Eternal, the new go-to game for a number of us here at GamingHistoria, is trying to find a way to buck the sideboard trend. Before going further, this new take on things is not going to change the way that high-level tournament play is handled. Sideboarding is still key there. But in a digital client, that often doesn’t offer a best of three format, and organized play coming soon, something needed to happen to ensure that players had options. Right now, when you are playing Woldbearer, TF Tokens, or facing off against Praxis Midrange, if you don’t have the right deck, you are in for a big uphill fight.
In my time playing casually, I ran into a number of decks that I simply could not handle. There have been multiple games where I faced a recurring Inquisitor Makto deck, with no real way of silencing him to slow the steamroll that the deck was so good at starting. Now, you can argue that I should have built a deck that had answers, but if I try to have an answer for every card in the game, I can’t really build a deck that I want. I just needed a Passage of Eons and Harsh Rule to clear the board, but some of my decks weren’t set that way. Granted, I haven’t run into Makto too much recently, but the example still stands.
So how does a game like Eternal, where you play against a player without any knowledge of what type of deck they are running beforehand, allow you the flexibility to play the deck you want but still have access to the cards that you need to answer specific outliers in the current meta? That is a great question and one I couldn’t answer until now.
Let Me Visit the Market
In traditional, or should I say, non-digital card games, best of three with a sideboard was the norm. This meant after you played your first round in a match, you would have the option to replace cards in your deck with cards from a 15 card sideboard. This made it much easier to face off against difficult matchups.
I just played against a deck I had not seen before. It was pretty damn creative and used a number of relics to build up a board state that I couldn’t handle with my main deck. But in game two, I would have had answers. Since that isn’t an option, I need the ability to find answers during that particular match. That is where the market enters play.

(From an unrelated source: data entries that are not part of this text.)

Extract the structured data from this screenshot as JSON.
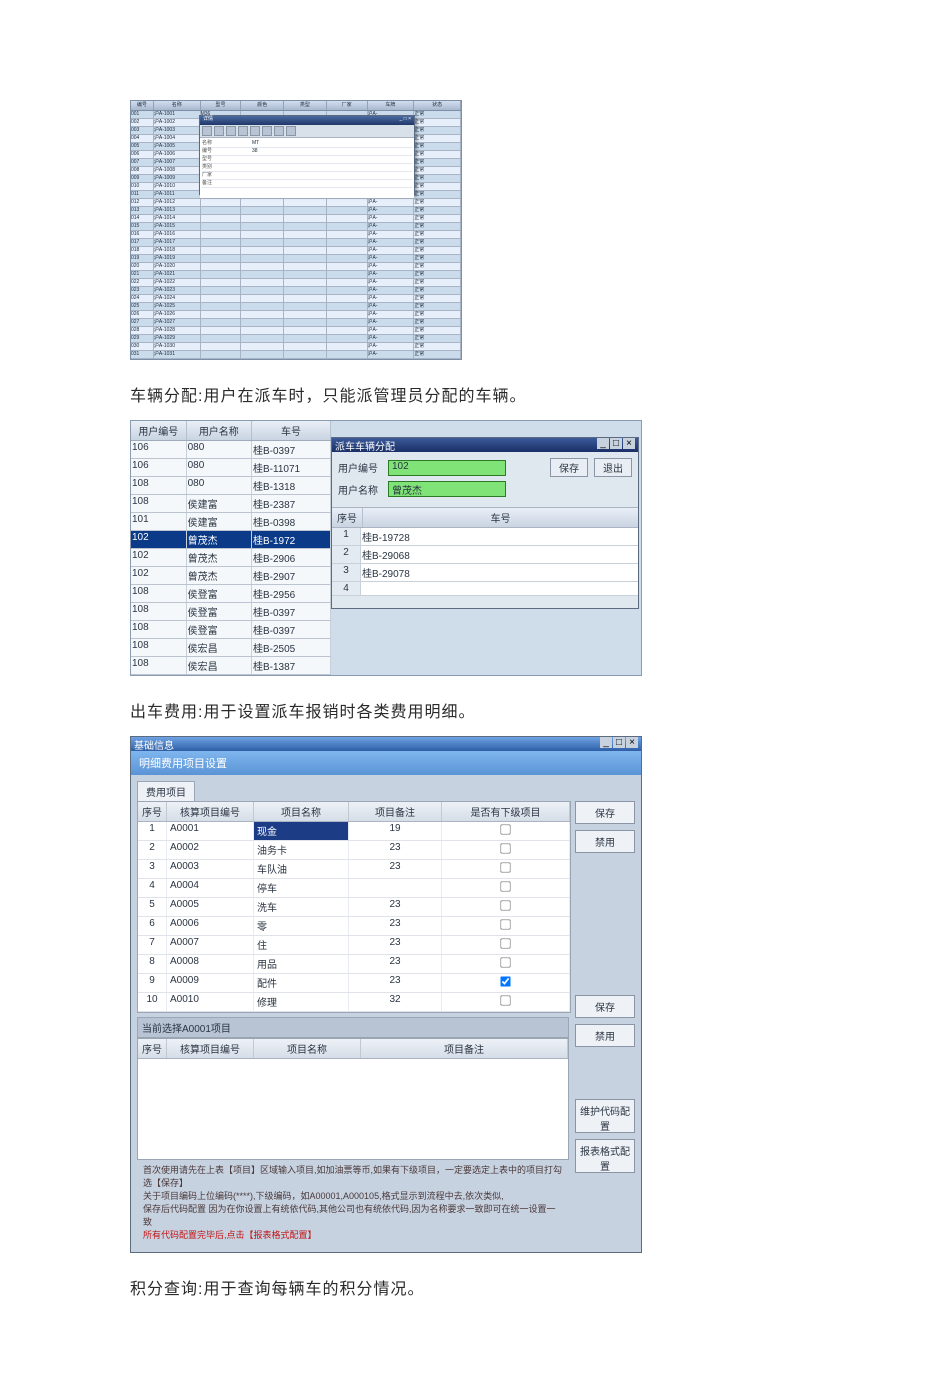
{
  "fig1": {
    "headers": [
      "编号",
      "名称",
      "型号",
      "颜色",
      "类型",
      "厂家",
      "车牌",
      "状态"
    ],
    "rows": [
      [
        "001",
        "沪A-1001",
        "M36",
        "",
        "",
        "",
        "沪A-",
        "正常"
      ],
      [
        "002",
        "沪A-1002",
        "M36",
        "",
        "",
        "",
        "沪A-",
        "正常"
      ],
      [
        "003",
        "沪A-1003",
        "",
        "",
        "",
        "",
        "沪A-",
        "正常"
      ],
      [
        "004",
        "沪A-1004",
        "",
        "",
        "",
        "",
        "沪A-",
        "正常"
      ],
      [
        "005",
        "沪A-1005",
        "",
        "",
        "",
        "",
        "沪A-",
        "正常"
      ],
      [
        "006",
        "沪A-1006",
        "",
        "",
        "",
        "",
        "沪A-",
        "正常"
      ],
      [
        "007",
        "沪A-1007",
        "",
        "",
        "",
        "",
        "沪A-",
        "正常"
      ],
      [
        "008",
        "沪A-1008",
        "",
        "",
        "",
        "",
        "沪A-",
        "正常"
      ],
      [
        "009",
        "沪A-1009",
        "",
        "",
        "",
        "",
        "沪A-",
        "正常"
      ],
      [
        "010",
        "沪A-1010",
        "",
        "",
        "",
        "",
        "沪A-",
        "正常"
      ],
      [
        "011",
        "沪A-1011",
        "",
        "",
        "",
        "",
        "沪A-",
        "正常"
      ],
      [
        "012",
        "沪A-1012",
        "",
        "",
        "",
        "",
        "沪A-",
        "正常"
      ],
      [
        "013",
        "沪A-1013",
        "",
        "",
        "",
        "",
        "沪A-",
        "正常"
      ],
      [
        "014",
        "沪A-1014",
        "",
        "",
        "",
        "",
        "沪A-",
        "正常"
      ],
      [
        "015",
        "沪A-1015",
        "",
        "",
        "",
        "",
        "沪A-",
        "正常"
      ],
      [
        "016",
        "沪A-1016",
        "",
        "",
        "",
        "",
        "沪A-",
        "正常"
      ],
      [
        "017",
        "沪A-1017",
        "",
        "",
        "",
        "",
        "沪A-",
        "正常"
      ],
      [
        "018",
        "沪A-1018",
        "",
        "",
        "",
        "",
        "沪A-",
        "正常"
      ],
      [
        "019",
        "沪A-1019",
        "",
        "",
        "",
        "",
        "沪A-",
        "正常"
      ],
      [
        "020",
        "沪A-1020",
        "",
        "",
        "",
        "",
        "沪A-",
        "正常"
      ],
      [
        "021",
        "沪A-1021",
        "",
        "",
        "",
        "",
        "沪A-",
        "正常"
      ],
      [
        "022",
        "沪A-1022",
        "",
        "",
        "",
        "",
        "沪A-",
        "正常"
      ],
      [
        "023",
        "沪A-1023",
        "",
        "",
        "",
        "",
        "沪A-",
        "正常"
      ],
      [
        "024",
        "沪A-1024",
        "",
        "",
        "",
        "",
        "沪A-",
        "正常"
      ],
      [
        "025",
        "沪A-1025",
        "",
        "",
        "",
        "",
        "沪A-",
        "正常"
      ],
      [
        "026",
        "沪A-1026",
        "",
        "",
        "",
        "",
        "沪A-",
        "正常"
      ],
      [
        "027",
        "沪A-1027",
        "",
        "",
        "",
        "",
        "沪A-",
        "正常"
      ],
      [
        "028",
        "沪A-1028",
        "",
        "",
        "",
        "",
        "沪A-",
        "正常"
      ],
      [
        "029",
        "沪A-1029",
        "",
        "",
        "",
        "",
        "沪A-",
        "正常"
      ],
      [
        "030",
        "沪A-1030",
        "",
        "",
        "",
        "",
        "沪A-",
        "正常"
      ],
      [
        "031",
        "沪A-1031",
        "",
        "",
        "",
        "",
        "沪A-",
        "正常"
      ]
    ],
    "modal": {
      "title": "详情",
      "rows": [
        [
          "名称",
          "MT"
        ],
        [
          "编号",
          "38"
        ],
        [
          "型号",
          ""
        ],
        [
          "类别",
          ""
        ],
        [
          "厂家",
          ""
        ],
        [
          "备注",
          ""
        ]
      ]
    }
  },
  "para1": "车辆分配:用户在派车时，只能派管理员分配的车辆。",
  "fig2": {
    "left_headers": [
      "用户编号",
      "用户名称",
      "车号"
    ],
    "left_rows": [
      [
        "106",
        "080",
        "桂B-0397"
      ],
      [
        "106",
        "080",
        "桂B-11071"
      ],
      [
        "108",
        "080",
        "桂B-1318"
      ],
      [
        "108",
        "侯建富",
        "桂B-2387"
      ],
      [
        "101",
        "侯建富",
        "桂B-0398"
      ],
      [
        "102",
        "曾茂杰",
        "桂B-1972"
      ],
      [
        "102",
        "曾茂杰",
        "桂B-2906"
      ],
      [
        "102",
        "曾茂杰",
        "桂B-2907"
      ],
      [
        "108",
        "侯登富",
        "桂B-2956"
      ],
      [
        "108",
        "侯登富",
        "桂B-0397"
      ],
      [
        "108",
        "侯登富",
        "桂B-0397"
      ],
      [
        "108",
        "侯宏昌",
        "桂B-2505"
      ],
      [
        "108",
        "侯宏昌",
        "桂B-1387"
      ]
    ],
    "left_selected_index": 5,
    "dlg": {
      "title": "派车车辆分配",
      "user_id_label": "用户编号",
      "user_name_label": "用户名称",
      "user_id": "102",
      "user_name": "曾茂杰",
      "save": "保存",
      "run": "退出",
      "sub_headers": [
        "序号",
        "车号"
      ],
      "sub_rows": [
        [
          "1",
          "桂B-19728"
        ],
        [
          "2",
          "桂B-29068"
        ],
        [
          "3",
          "桂B-29078"
        ],
        [
          "4",
          ""
        ]
      ]
    }
  },
  "para2": "出车费用:用于设置派车报销时各类费用明细。",
  "fig3": {
    "win_title": "基础信息",
    "subtitle": "明细费用项目设置",
    "tab": "费用项目",
    "headers": [
      "序号",
      "核算项目编号",
      "项目名称",
      "项目备注",
      "是否有下级项目"
    ],
    "rows": [
      {
        "n": "1",
        "code": "A0001",
        "name": "现金",
        "note": "19",
        "chk": false,
        "sel": true
      },
      {
        "n": "2",
        "code": "A0002",
        "name": "油务卡",
        "note": "23",
        "chk": false
      },
      {
        "n": "3",
        "code": "A0003",
        "name": "车队油",
        "note": "23",
        "chk": false
      },
      {
        "n": "4",
        "code": "A0004",
        "name": "停车",
        "note": "",
        "chk": false
      },
      {
        "n": "5",
        "code": "A0005",
        "name": "洗车",
        "note": "23",
        "chk": false
      },
      {
        "n": "6",
        "code": "A0006",
        "name": "零",
        "note": "23",
        "chk": false
      },
      {
        "n": "7",
        "code": "A0007",
        "name": "住",
        "note": "23",
        "chk": false
      },
      {
        "n": "8",
        "code": "A0008",
        "name": "用品",
        "note": "23",
        "chk": false
      },
      {
        "n": "9",
        "code": "A0009",
        "name": "配件",
        "note": "23",
        "chk": true
      },
      {
        "n": "10",
        "code": "A0010",
        "name": "修理",
        "note": "32",
        "chk": false
      }
    ],
    "section2_title": "当前选择A0001项目",
    "headers2": [
      "序号",
      "核算项目编号",
      "项目名称",
      "项目备注"
    ],
    "side": {
      "save": "保存",
      "disable": "禁用",
      "save2": "保存",
      "disable2": "禁用",
      "code_cfg": "维护代码配置",
      "report_cfg": "报表格式配置"
    },
    "notes_l1": "首次使用请先在上表【项目】区域输入项目,如加油票等币,如果有下级项目，一定要选定上表中的项目打勾选【保存】",
    "notes_l2": "关于项目编码上位编码(****),下级编码，如A00001,A000105,格式显示到流程中去,依次类似,",
    "notes_l3": "保存后代码配置 因为在你设置上有统依代码,其他公司也有统依代码,因为名称要求一致即可在统一设置一致",
    "notes_red": "所有代码配置完毕后,点击【报表格式配置】"
  },
  "para3": "积分查询:用于查询每辆车的积分情况。"
}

First, a little primer about the market itself. You choose five unique cards, which can not exceed the four card limit of any particular card in your deck. So if you are playing four Passage of Eons in your deck, you can’t put a fifth in your market. Instead, the market is designed as a mini-sideboard that you can access during the game. This allows you to add answers to specific weaknesses your deck has. But how do you access the market and what is the cost?

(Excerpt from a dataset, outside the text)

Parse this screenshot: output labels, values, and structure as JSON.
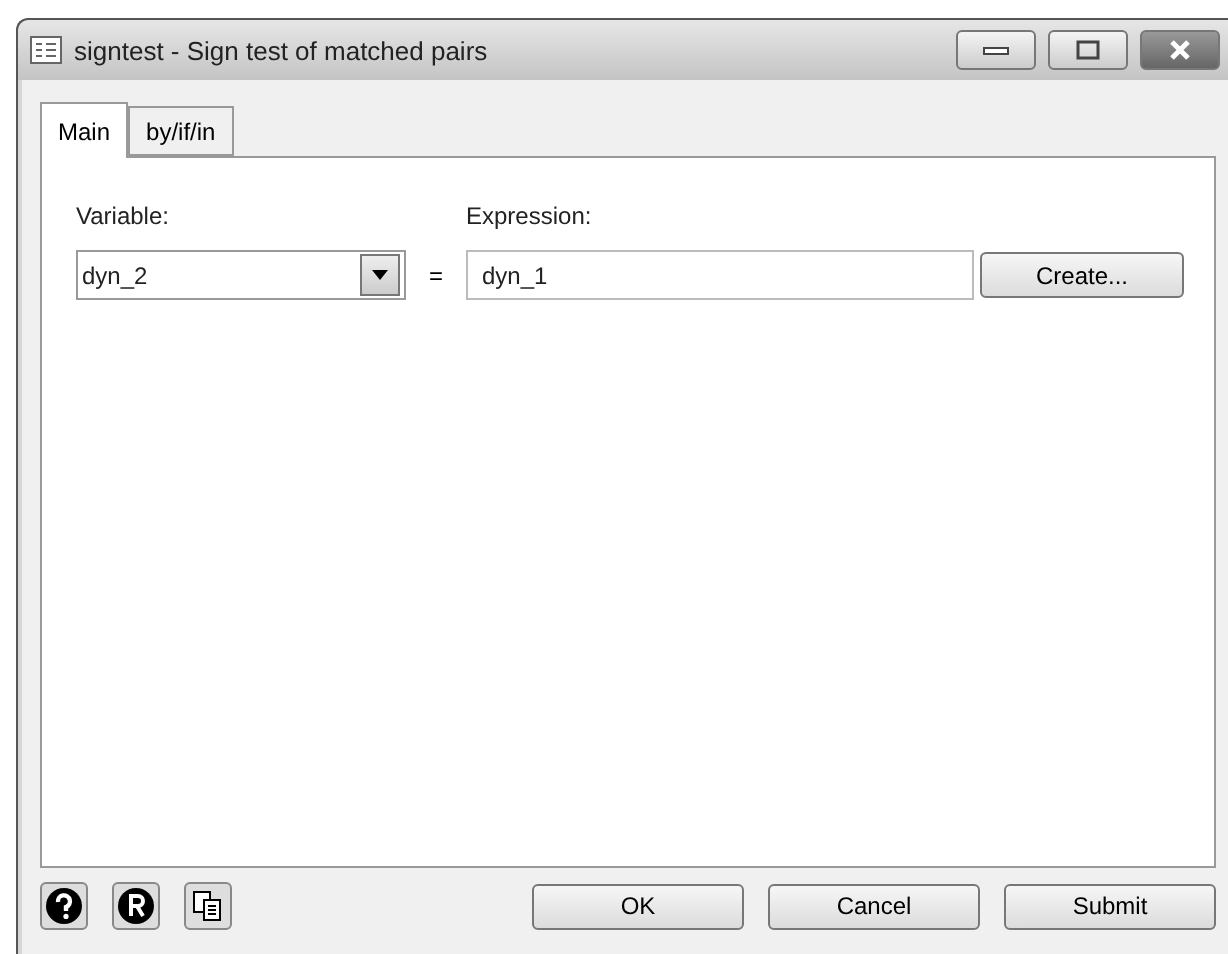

As is the case with any market, you need Merchants. This is a unit type (so far) that will be introduced when the fourth set, Fall of Argenport, for Eternal launches. Each color has a merchant, though we may see more cards with market access revealed in the future. Essentially, the first five cards have an ability that is relevant to their color, and when summoned they allow you to trade a card from your hand and swap it with a card in the market that is relevant to their color. The card you trade can be anything, including power cards.
So, for example, let us say that you are playing a Time-Primal deck and you are facing off against a relic heavy deck, or that Inquisitor Makto combo I mentioned earlier. You may have a few options in your deck, but if you play, the Auralian Merchant, you can just grab a Passage of Eons from your market, tossing your extra power card into the market for it, and have the answer you need. This also works for multi-faction cards. As long as the color is in the casting cost, you can trade for it.

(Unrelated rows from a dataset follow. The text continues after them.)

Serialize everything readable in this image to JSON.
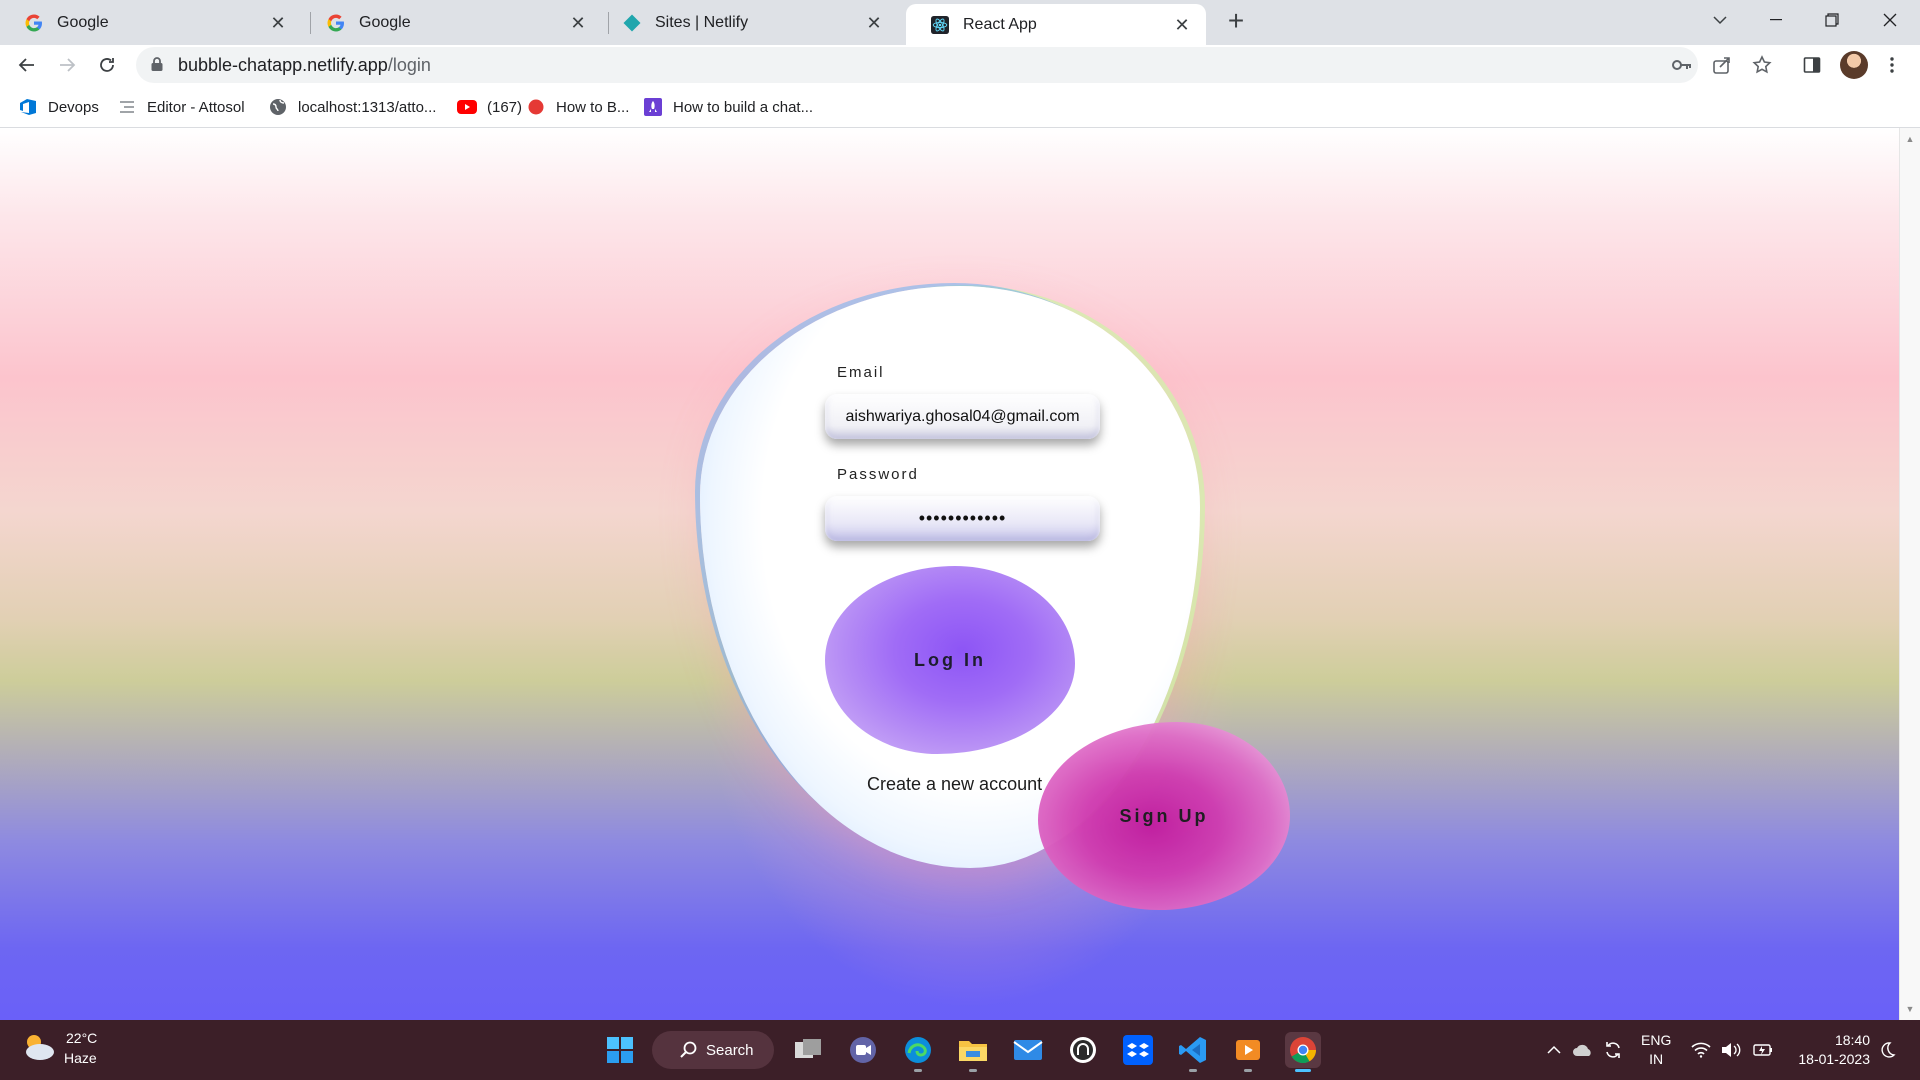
{
  "browser": {
    "tabs": [
      {
        "title": "Google",
        "icon": "google-icon"
      },
      {
        "title": "Google",
        "icon": "google-icon"
      },
      {
        "title": "Sites | Netlify",
        "icon": "netlify-icon"
      },
      {
        "title": "React App",
        "icon": "react-icon",
        "active": true
      }
    ],
    "url_host": "bubble-chatapp.netlify.app",
    "url_path": "/login",
    "bookmarks": [
      {
        "label": "Devops",
        "icon": "azure-devops-icon"
      },
      {
        "label": "Editor - Attosol",
        "icon": "list-icon"
      },
      {
        "label": "localhost:1313/atto...",
        "icon": "globe-icon"
      },
      {
        "label": "(167)",
        "icon": "youtube-icon"
      },
      {
        "label": "How to B...",
        "icon": "red-dot-icon"
      },
      {
        "label": "How to build a chat...",
        "icon": "rocket-icon"
      }
    ]
  },
  "login": {
    "email_label": "Email",
    "email_value": "aishwariya.ghosal04@gmail.com",
    "password_label": "Password",
    "password_value": "••••••••••••",
    "login_button": "Log In",
    "create_account": "Create a new account",
    "signup_button": "Sign Up"
  },
  "taskbar": {
    "weather_temp": "22°C",
    "weather_cond": "Haze",
    "search_label": "Search",
    "lang_top": "ENG",
    "lang_bottom": "IN",
    "time": "18:40",
    "date": "18-01-2023"
  },
  "colors": {
    "login_bubble": "#a06cf6",
    "signup_bubble": "#d03cb0",
    "taskbar": "#3c1f28"
  }
}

How Heavily Will This Impact Play?
Honestly, this is an unknown, but deck building is going to be more flexible and thoughtful going forward. Of course, you don’t have to play any merchants, but I think the options are so robust that you would be foolish not to include a few cards that give you access to the market. Ultimately, I think this is going to create a wider net of decks that are making up the meta. Since the game has become fairly control heavy in certain parts of the climb, and very agro heavy in other parts, it will give you the ability to have the answers you need on the side. If you are playing an aggro deck, but need something that lets you go long, through Rolant into your market. There is no way you would put an 8 cost card into the main 75 in a Justice Fire deck, but if you can grab him from the market in a long game, it may give you the reach that you need.
The market is going to impact the game heavily and shows just how much design space Eternal still has to explore. Built from the ground up as a digital-only game, you can expect to see things that you would find in competitors, like Magic Arena. This is an exciting start for the next set, but keep your eyes on GamingHistoria as we will cover even more as we get closer to launch.